Under the new rules, any adjustments to tax items of a partnership and any partner's distributive share of such adjustments will be determined at the partnership level on a unified basis with only a single representative of the partnership and all of its direct and indirect partners.
When an adjustment is determined at the entity level, it is anticipated that most partnerships will elect to issue adjusted or amended Schedules K-1 that will trigger an obligation of the historical partner for the audited year to pay additional taxes in the current year, based on the amount the partner would have owed if the original error on the partnership return had not been made. If the partnership fails to elect that approach, the partnership itself must pay a tax on the understated income on behalf of its partners at each partner's top tax rate, which may vary depending on whether the partners are individuals, corporations or tax-exempt entities.
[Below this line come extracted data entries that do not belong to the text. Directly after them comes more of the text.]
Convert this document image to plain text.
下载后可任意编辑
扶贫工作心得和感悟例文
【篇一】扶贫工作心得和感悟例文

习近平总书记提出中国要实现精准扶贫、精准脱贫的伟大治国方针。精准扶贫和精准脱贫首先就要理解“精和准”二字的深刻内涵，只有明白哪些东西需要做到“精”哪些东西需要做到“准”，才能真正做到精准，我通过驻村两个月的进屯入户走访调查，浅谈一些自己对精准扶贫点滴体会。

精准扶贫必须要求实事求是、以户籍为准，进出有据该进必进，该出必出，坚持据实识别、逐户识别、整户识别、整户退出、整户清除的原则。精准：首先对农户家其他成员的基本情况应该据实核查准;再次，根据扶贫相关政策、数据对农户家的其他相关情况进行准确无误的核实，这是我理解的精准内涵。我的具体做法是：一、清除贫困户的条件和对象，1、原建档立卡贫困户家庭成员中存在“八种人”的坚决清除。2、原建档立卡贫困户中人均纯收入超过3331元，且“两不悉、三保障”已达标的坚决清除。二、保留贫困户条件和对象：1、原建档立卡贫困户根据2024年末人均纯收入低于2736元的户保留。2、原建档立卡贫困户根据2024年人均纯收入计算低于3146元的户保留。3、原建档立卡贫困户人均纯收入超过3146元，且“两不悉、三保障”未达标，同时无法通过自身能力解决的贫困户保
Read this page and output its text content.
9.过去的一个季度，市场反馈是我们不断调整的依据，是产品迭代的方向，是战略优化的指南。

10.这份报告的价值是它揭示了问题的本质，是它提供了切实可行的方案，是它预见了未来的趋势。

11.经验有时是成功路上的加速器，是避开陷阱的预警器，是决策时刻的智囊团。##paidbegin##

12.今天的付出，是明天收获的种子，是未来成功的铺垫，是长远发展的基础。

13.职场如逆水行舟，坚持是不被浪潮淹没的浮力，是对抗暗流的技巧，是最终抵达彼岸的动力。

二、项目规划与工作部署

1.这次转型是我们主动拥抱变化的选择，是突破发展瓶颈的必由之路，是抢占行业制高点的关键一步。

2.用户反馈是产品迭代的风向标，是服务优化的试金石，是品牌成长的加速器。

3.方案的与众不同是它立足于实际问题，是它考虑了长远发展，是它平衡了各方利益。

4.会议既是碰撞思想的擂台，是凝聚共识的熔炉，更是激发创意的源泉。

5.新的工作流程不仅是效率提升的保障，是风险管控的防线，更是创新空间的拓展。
These new procedures create a significant disconnect between the treatment of partnerships and their partners at the federal and state levels.
Even in states that 'automatically' conform to federal changes, the interaction may not be clear, leaving partnerships and their partners with significant federal-to-state reconciliation uncertainties and a possible increase in state income tax compliance costs.
Sensitive to the potential state-level impact of this issue on taxpayers, states have begun to provide guidance regarding the application of the Bipartisan Budget Act of 2015 for state income tax purposes and to pass legislation to close the conformity gap. For example, Arizona's legislature is considering legislation introduced on Jan. 26, 2016, that would revamp procedures and statutes of limitations applicable to state reporting of federal adjustments of partnership income.
Partnerships and their partners should review the state tax implications of the Bipartisan Budget Act of 2015 and keep a close eye on how the states handle the resulting conformity issues.